Apr 09 2013
NYTimes: No Lawyer for Miles, So One Rural State Offers Pay
MARTIN, S.D. — Rural Americans are increasingly without lawyers even as law school graduates are increasingly without jobs. Just 2 percent of small law practices are in rural areas, where nearly a fifth of the country lives, recent data show.
Here in Bennett County, which is situated between Indian reservations on the Nebraska border, Fredric Cozad is retiring after 64 years of property litigation, school board disputes, tax cases and homicides with no one to take his place. When he hung out his shingle he was one of half a dozen lawyers here. Now there is not a working attorney for 120 miles.

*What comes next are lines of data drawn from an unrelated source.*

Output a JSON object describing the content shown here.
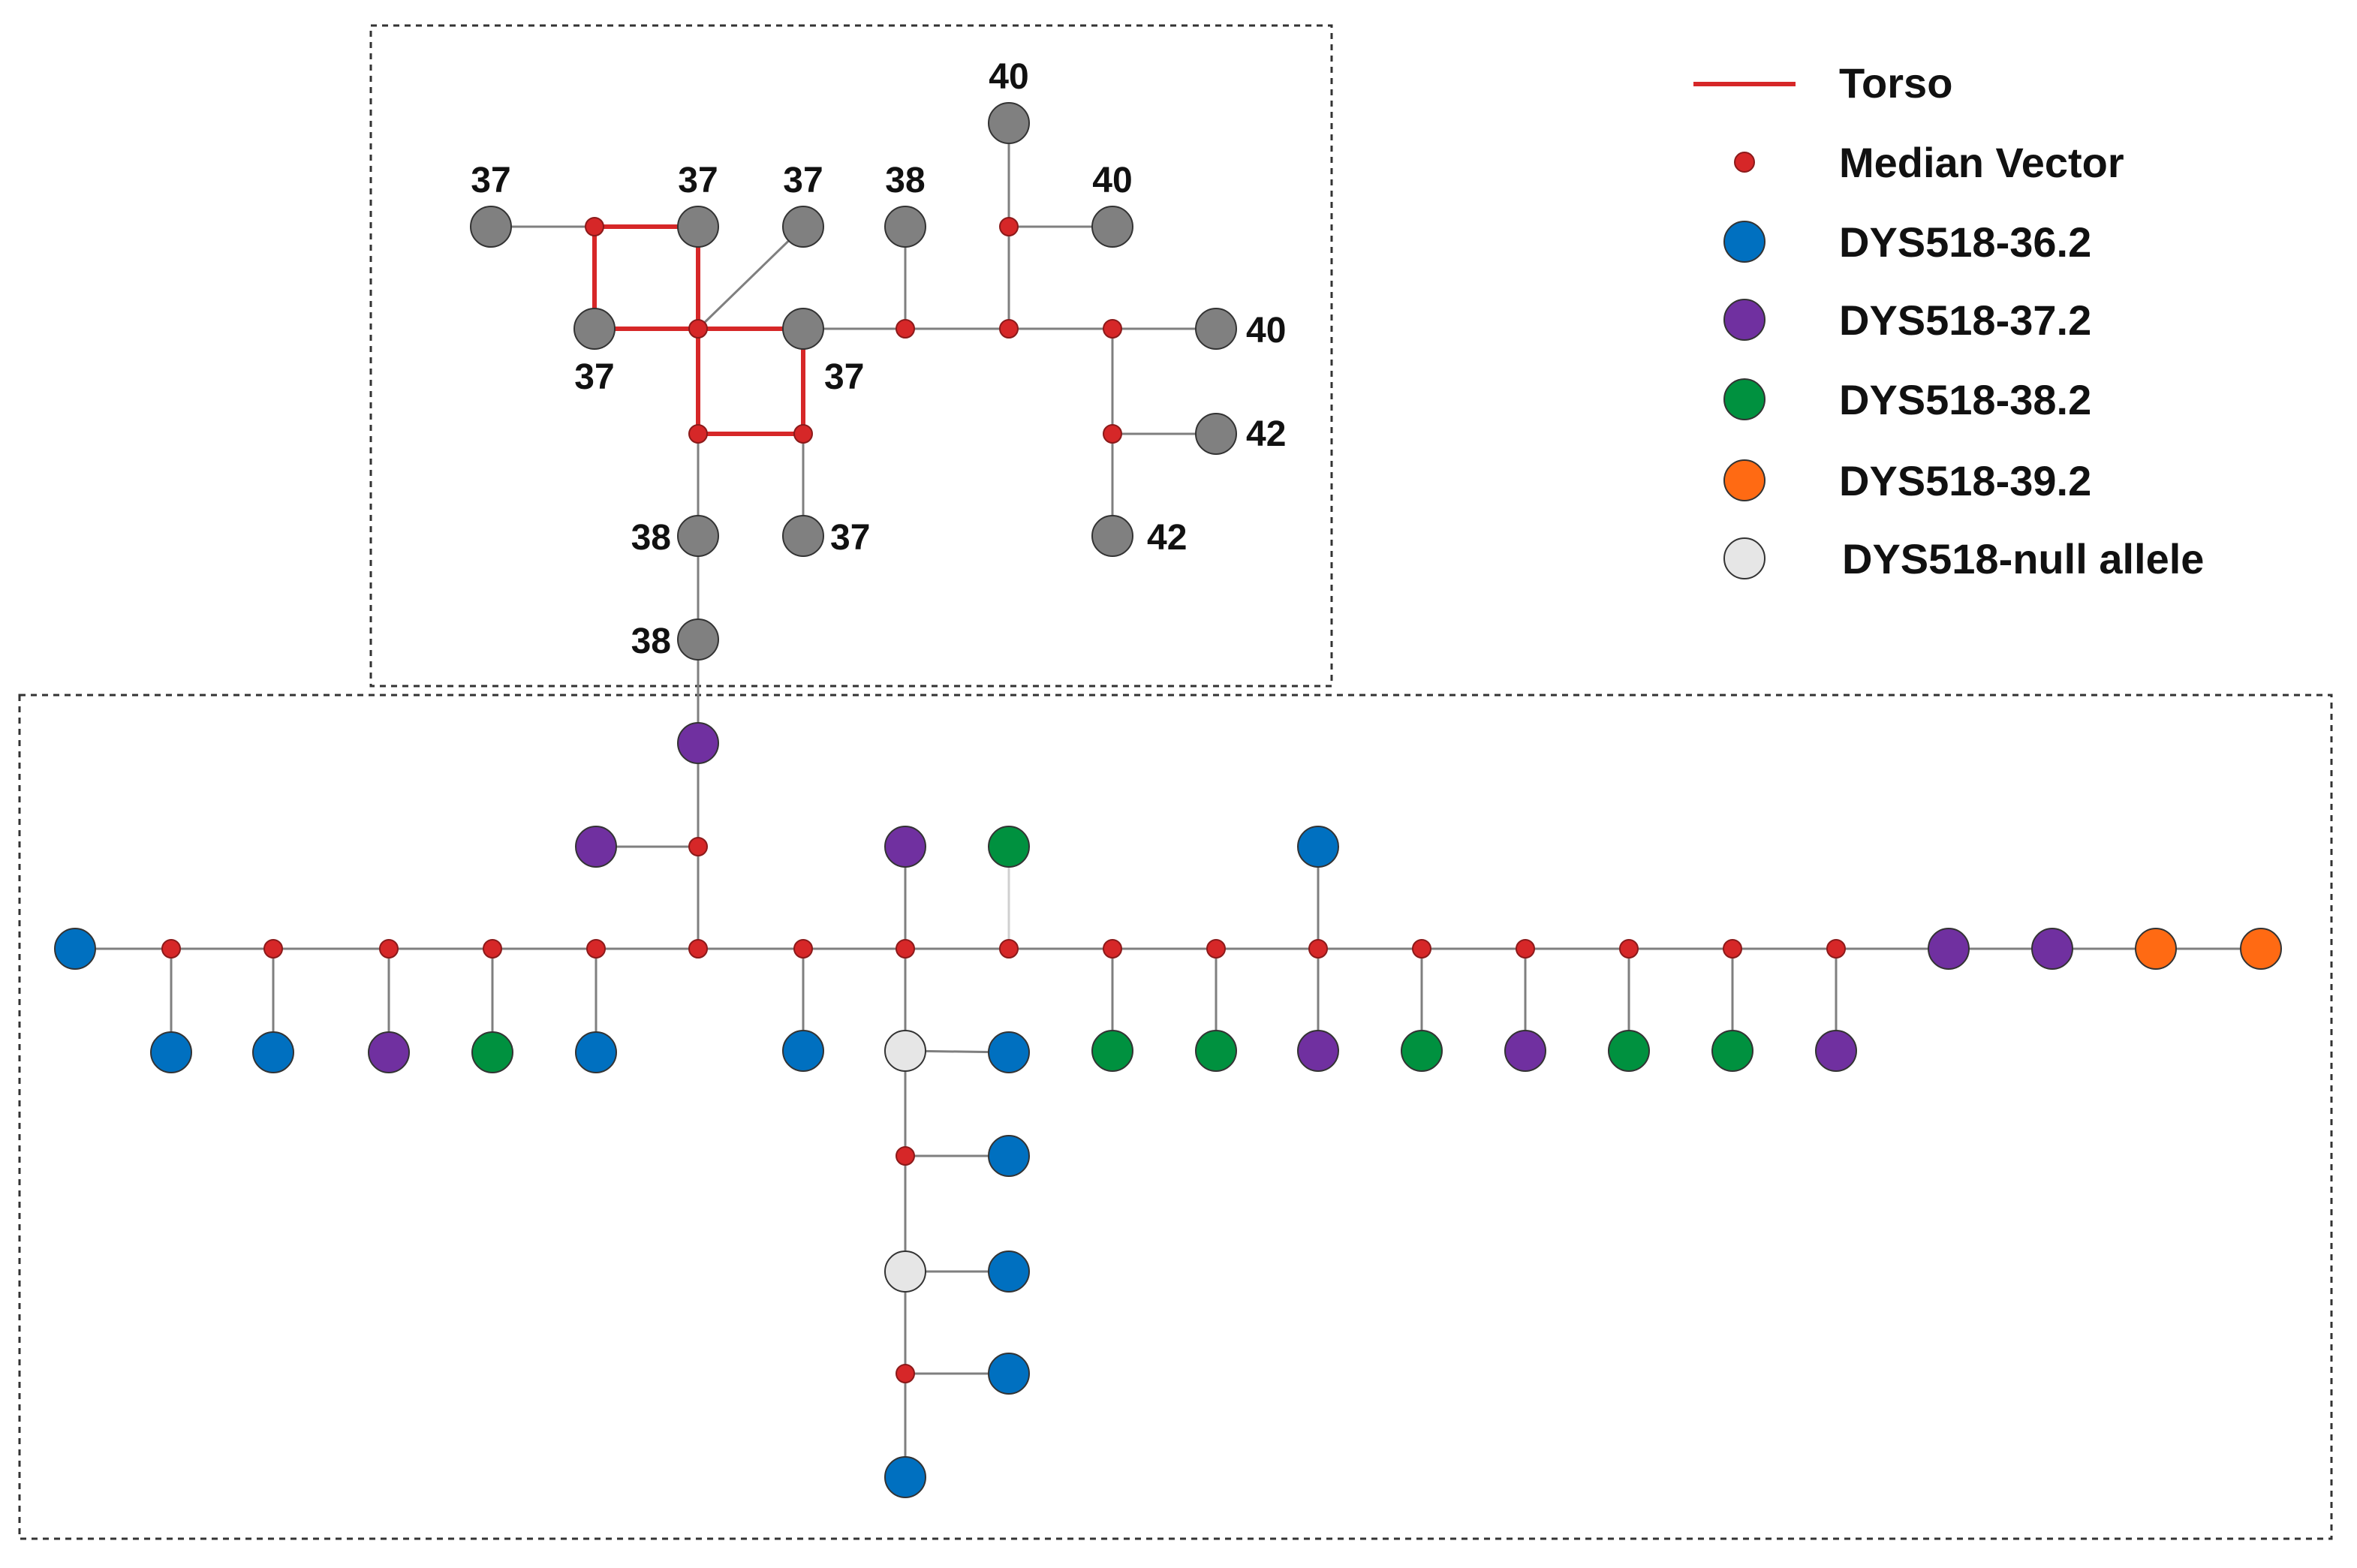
{
  "colors": {
    "torso": "#d62728",
    "median_vector": "#d62728",
    "grey_node": "#808080",
    "blue": "#0070c0",
    "purple": "#7030a0",
    "green": "#00913f",
    "orange": "#ff6a13",
    "null": "#e6e6e6",
    "edge": "#7f7f7f"
  },
  "legend": [
    {
      "key": "torso",
      "label": "Torso",
      "symbol": "line"
    },
    {
      "key": "median_vector",
      "label": "Median Vector",
      "symbol": "small-dot"
    },
    {
      "key": "blue",
      "label": "DYS518-36.2",
      "symbol": "circle"
    },
    {
      "key": "purple",
      "label": "DYS518-37.2",
      "symbol": "circle"
    },
    {
      "key": "green",
      "label": "DYS518-38.2",
      "symbol": "circle"
    },
    {
      "key": "orange",
      "label": "DYS518-39.2",
      "symbol": "circle"
    },
    {
      "key": "null",
      "label": "DYS518-null allele",
      "symbol": "circle"
    }
  ],
  "upper_labels": [
    "37",
    "37",
    "37",
    "38",
    "40",
    "40",
    "37",
    "37",
    "40",
    "42",
    "38",
    "37",
    "42",
    "38"
  ]
}
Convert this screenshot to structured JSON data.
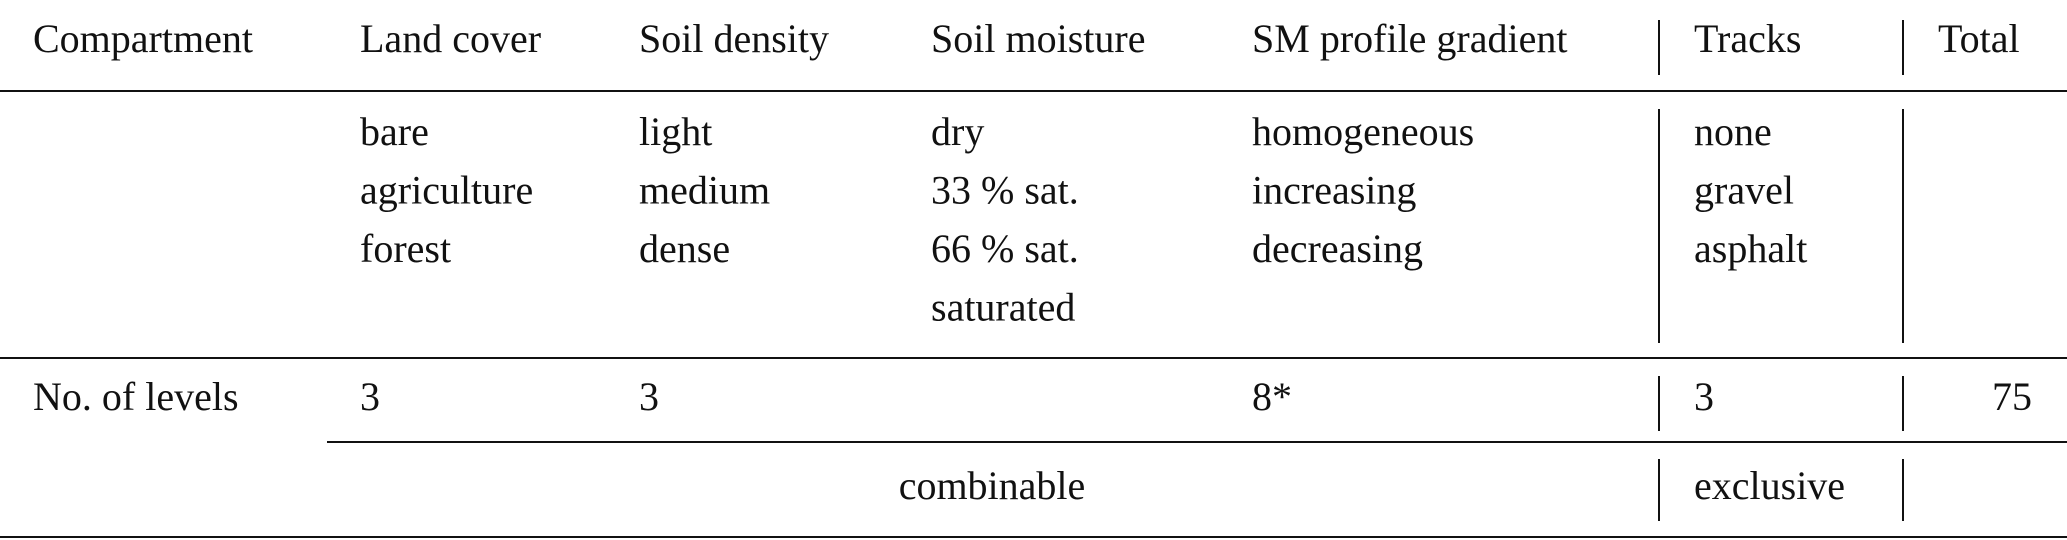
{
  "table": {
    "header": [
      "Compartment",
      "Land cover",
      "Soil density",
      "Soil moisture",
      "SM profile gradient",
      "Tracks",
      "Total"
    ],
    "options": [
      [
        "bare",
        "agriculture",
        "forest"
      ],
      [
        "light",
        "medium",
        "dense"
      ],
      [
        "dry",
        "33 % sat.",
        "66 % sat.",
        "saturated"
      ],
      [
        "homogeneous",
        "increasing",
        "decreasing"
      ],
      [
        "none",
        "gravel",
        "asphalt"
      ]
    ],
    "levels": {
      "label": "No. of levels",
      "land_cover": 3,
      "soil_density": 3,
      "sm_profile_gradient": "8*",
      "tracks": 3,
      "total": 75
    },
    "footer": {
      "combinable": "combinable",
      "exclusive": "exclusive"
    }
  }
}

“A hospital will not last long with no doctors, and a courthouse and judicial system with no lawyers faces the same grim future,” South Dakota’s chief justice, David E. Gilbertson, said. “We face the very real possibility of whole sections of this state being without access to legal services.”
In South Dakota, 65 percent of the lawyers live in four urban areas. In Georgia, 70 percent are in the Atlanta area. In Arizona, 94 percent are in the two largest counties, and in Texas, 83 percent are around Houston, Dallas, Austin and San Antonio. Last summer, the American Bar Association called on federal, state and local governments to stem the decline of lawyers in rural areas.
Last month, South Dakota became the first state to heed the call. It passed a law that offers lawyers an annual subsidy to live and work in rural areas, like the national one that doctors, nurses and dentists have had for decades.
Such moves follow a growing call for legal education to model itself on medical training to increase practical skills and employability. They also come amid intense debate on the future of the legal profession, and concerns about a possible glut of lawyers. In the past two years, only about 55 percent of law school graduates, many with large student loans to repay, have found full-time jobs as lawyers.